La Pologne compte parmi ses fils de nombreux hommes illustres. Pour n’en nommer que quelques-uns, rappelons les noms des saints martyrs Josaphat Kuncewicz et Maximilien Kolbe. Le grand musicien Chopin, le jeune jésuite Stanislas Kostka et, non le moindre, Karol Wojtyla, le pape actuel. La congrégation des Oblats, pour sa part est fière d’avoir donné à l’Église un humble religieux polonais qui, sans connaître la notoriété de ceux-là, deviendra célèbre un jour, nous l’espérons, en recevant les honneurs de la béatification. Il s’agit du frère Antoine Kowalczyk, ère Paul-Émile Breton, o.m.i., a raconté la vie édifiante dans un livre captivant : Le forgeron de Dieu.

Sa vie (1866-1947)
Il est né à Dzierzanow, au diocèse de Poznam, le 4 juin 1866. Après avoir exercé le métier de forgeron durant quelques années, il entre chez les Oblats en 1891 et, cinq ans plus tard, il est envoyé dans l’Ouest canadien. D’abord rattaché à la mission du lac LaBiche, il est victime d’un pénible accident en travaillant au moulin à scie de l’endroit. Il est saisi par une courroie en mouvement. Son bras droit est affreusement broyé et les médecins doivent le lui amputer. Malgré cette infirmité, le frère Antoine vivra encore cinquante ans. Au juniorat Saint-Jean, à Edmonton, il connaîtra une vie très active et deviendra un modèle de courage, d’humilité et de piété pour des centaines d’étudiants. Le 10 juillet 1947, il meurt à l’âge de quatre-vingt-un ans, laissant une réputation de grande sainteté. En avril 1952, les premières démarches canoniques sont entreprises en vue de sa béatification.

« Moi dire un avé »
Le père Breton avoue qu’il a hésité avant de donner à son livre le titre de Forgeron de Dieu. Le frère Antoine avait développé une telle dévotion à Marie qu’il aurait pu le présenter à ses lecteurs comme un semeur d’avés. Mais l’auteur explique son choix : « J’ai voulu surtout montrer l’aspect viril de sa vie spirituelle. Cet humble frère ne se contentait pas de réciter des avés mièvres, enrubannés de sentimentalité. Il eut une existence rude, comme celle d’un forgeron. Il a lutté et souffert. Son âme, il fut obligé de la forger à coup de sacrifices, d’épreuves, de renoncements. »

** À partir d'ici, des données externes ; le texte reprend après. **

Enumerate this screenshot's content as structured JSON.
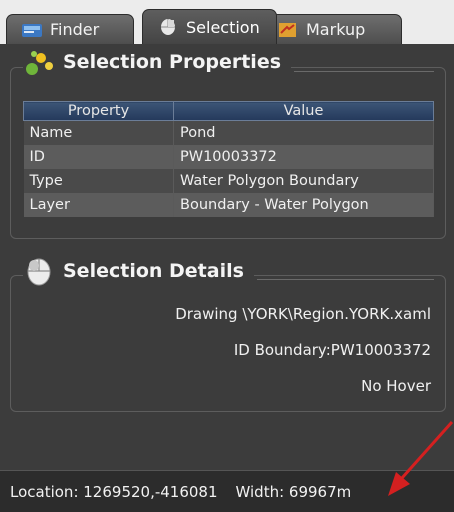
{
  "tabs": [
    {
      "label": "Finder",
      "icon": "finder-icon",
      "active": false
    },
    {
      "label": "Selection",
      "icon": "cursor-icon",
      "active": true
    },
    {
      "label": "Markup",
      "icon": "markup-icon",
      "active": false
    }
  ],
  "selection_properties": {
    "title": "Selection Properties",
    "columns": [
      "Property",
      "Value"
    ],
    "rows": [
      {
        "property": "Name",
        "value": "Pond"
      },
      {
        "property": "ID",
        "value": "PW10003372"
      },
      {
        "property": "Type",
        "value": "Water Polygon Boundary"
      },
      {
        "property": "Layer",
        "value": "Boundary - Water Polygon"
      }
    ]
  },
  "selection_details": {
    "title": "Selection Details",
    "lines": [
      "Drawing \\YORK\\Region.YORK.xaml",
      "ID Boundary:PW10003372",
      "No Hover"
    ]
  },
  "status": {
    "location": "Location: 1269520,-416081",
    "width": "Width: 69967m"
  },
  "colors": {
    "panel_bg": "#3c3c3c",
    "table_header": "#2d4566",
    "annotation_arrow": "#d42020"
  }
}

Il n’en demeure pas moins que le frère Antoine avait une extraordinaire confiance en la sainte Vierge. Il lui confiait tous ses travaux, toutes ses difficultés. Ses peines et ses joies, ses intentions personnelles et celles des autres aboutissaient invariablement auprès de Marie. Parlant difficilement le français, il promettait tout simplement : « Moi, dire un avé. » J’ai déjà raconté dans l’Apostolat son aventure avec un troupeau de pourceaux, comment il avait réussi à le faire traverser un champ de belle avoine, sans dommage, grâce aux avés qu’il avait récités auparavant. Voici un autre exemple de sa puissance d’intercession.

Dans un marais
Un jour de juin 1896, une caravane de onze voitures chargées de provisions de toutes sortes, faisait route vers le lac LaBiche. Il avait plu abondamment depuis un mois. Les chemins étaient détrempés et crevassés d’ornières profondes. On avance péniblement. Parfois il faut atteler six chevaux sur le même chariot pour le dégager de la boue. Au bas d’une descente, la première voiture du convoi s’embourbe de nouveau. Les voyageurs sont tous immobilisés par un marais large de quelques centaines de pieds environ. Tous se demandent comment on pourra en sortir cette fois. Frère Antoine cependant a déjà sauté de voiture et s’aventure dans le marais. Ayant de l’eau jusqu’aux genoux, il s’avance, une petite branche et une image à la main.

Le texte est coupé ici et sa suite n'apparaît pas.